The cutting tip's ability to engage the dentin wall and "make its own canal" made the balanced-force technique more effective with the non-cutting tip than the cutting tip. Use of the latter often resulted in canal straightening, ledging, and loss of length. A potential difficulty with the non-cutting tip as described in the balanced-forced technique may be that the canal is not cleaned to its full length, although the instrument appears to approach the foramen. Obviously, this is not biologically desirable. With the patency instrumentation technique, the apical canal is not initially cleaned, either, but will be once the coronal canal has been filed and space has been created.

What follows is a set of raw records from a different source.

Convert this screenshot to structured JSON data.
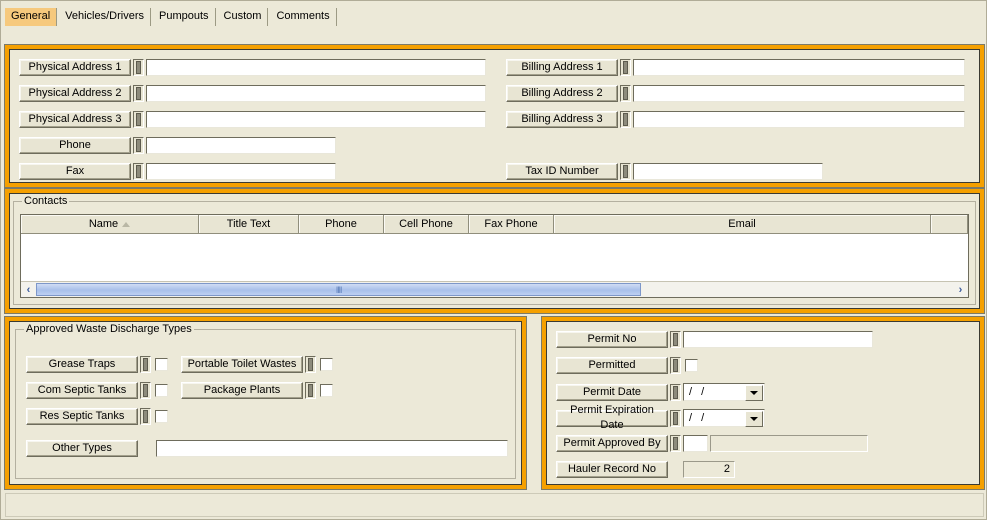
{
  "tabs": [
    {
      "label": "General",
      "active": true
    },
    {
      "label": "Vehicles/Drivers",
      "active": false
    },
    {
      "label": "Pumpouts",
      "active": false
    },
    {
      "label": "Custom",
      "active": false
    },
    {
      "label": "Comments",
      "active": false
    }
  ],
  "address_panel": {
    "left_fields": [
      {
        "label": "Physical Address 1",
        "value": ""
      },
      {
        "label": "Physical Address 2",
        "value": ""
      },
      {
        "label": "Physical Address 3",
        "value": ""
      },
      {
        "label": "Phone",
        "value": ""
      },
      {
        "label": "Fax",
        "value": ""
      }
    ],
    "right_fields": [
      {
        "label": "Billing Address 1",
        "value": ""
      },
      {
        "label": "Billing Address 2",
        "value": ""
      },
      {
        "label": "Billing Address 3",
        "value": ""
      },
      {
        "label": "Tax ID Number",
        "value": ""
      }
    ]
  },
  "contacts": {
    "caption": "Contacts",
    "columns": [
      "Name",
      "Title Text",
      "Phone",
      "Cell Phone",
      "Fax Phone",
      "Email"
    ],
    "sort_column": "Name",
    "sort_direction": "ascending",
    "rows": [],
    "scrollbar": {
      "left_arrow": "‹",
      "right_arrow": "›",
      "grip": "‖‖"
    }
  },
  "waste_panel": {
    "caption": "Approved Waste Discharge Types",
    "checkboxes": [
      {
        "label": "Grease Traps",
        "checked": false
      },
      {
        "label": "Com Septic Tanks",
        "checked": false
      },
      {
        "label": "Res Septic Tanks",
        "checked": false
      },
      {
        "label": "Portable Toilet Wastes",
        "checked": false
      },
      {
        "label": "Package Plants",
        "checked": false
      }
    ],
    "other_types": {
      "label": "Other Types",
      "value": ""
    }
  },
  "permit_panel": {
    "permit_no": {
      "label": "Permit No",
      "value": ""
    },
    "permitted": {
      "label": "Permitted",
      "checked": false
    },
    "permit_date": {
      "label": "Permit Date",
      "value": "/ /"
    },
    "permit_expiration_date": {
      "label": "Permit Expiration Date",
      "value": "/ /"
    },
    "permit_approved_by": {
      "label": "Permit Approved By",
      "code": "",
      "name": ""
    },
    "hauler_record_no": {
      "label": "Hauler Record No",
      "value": "2"
    }
  },
  "colors": {
    "panel_border": "#f5a000",
    "active_tab": "#f6c97d",
    "face": "#ece9d8",
    "scrollbar_thumb": "#a8c0ea"
  }
}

This study indicates that the patency instrumentation technique with files of variable taper and non-cutting tip is a superior technique. Both the push/pull and balanced-force techniques that used cutting tips caused a clinically unacceptable degree of canal length loss. While the design of endodontic instruments continues to be refined, additional studies must be completed to determine the most effective manner of utilizing these tools during root canal therapy.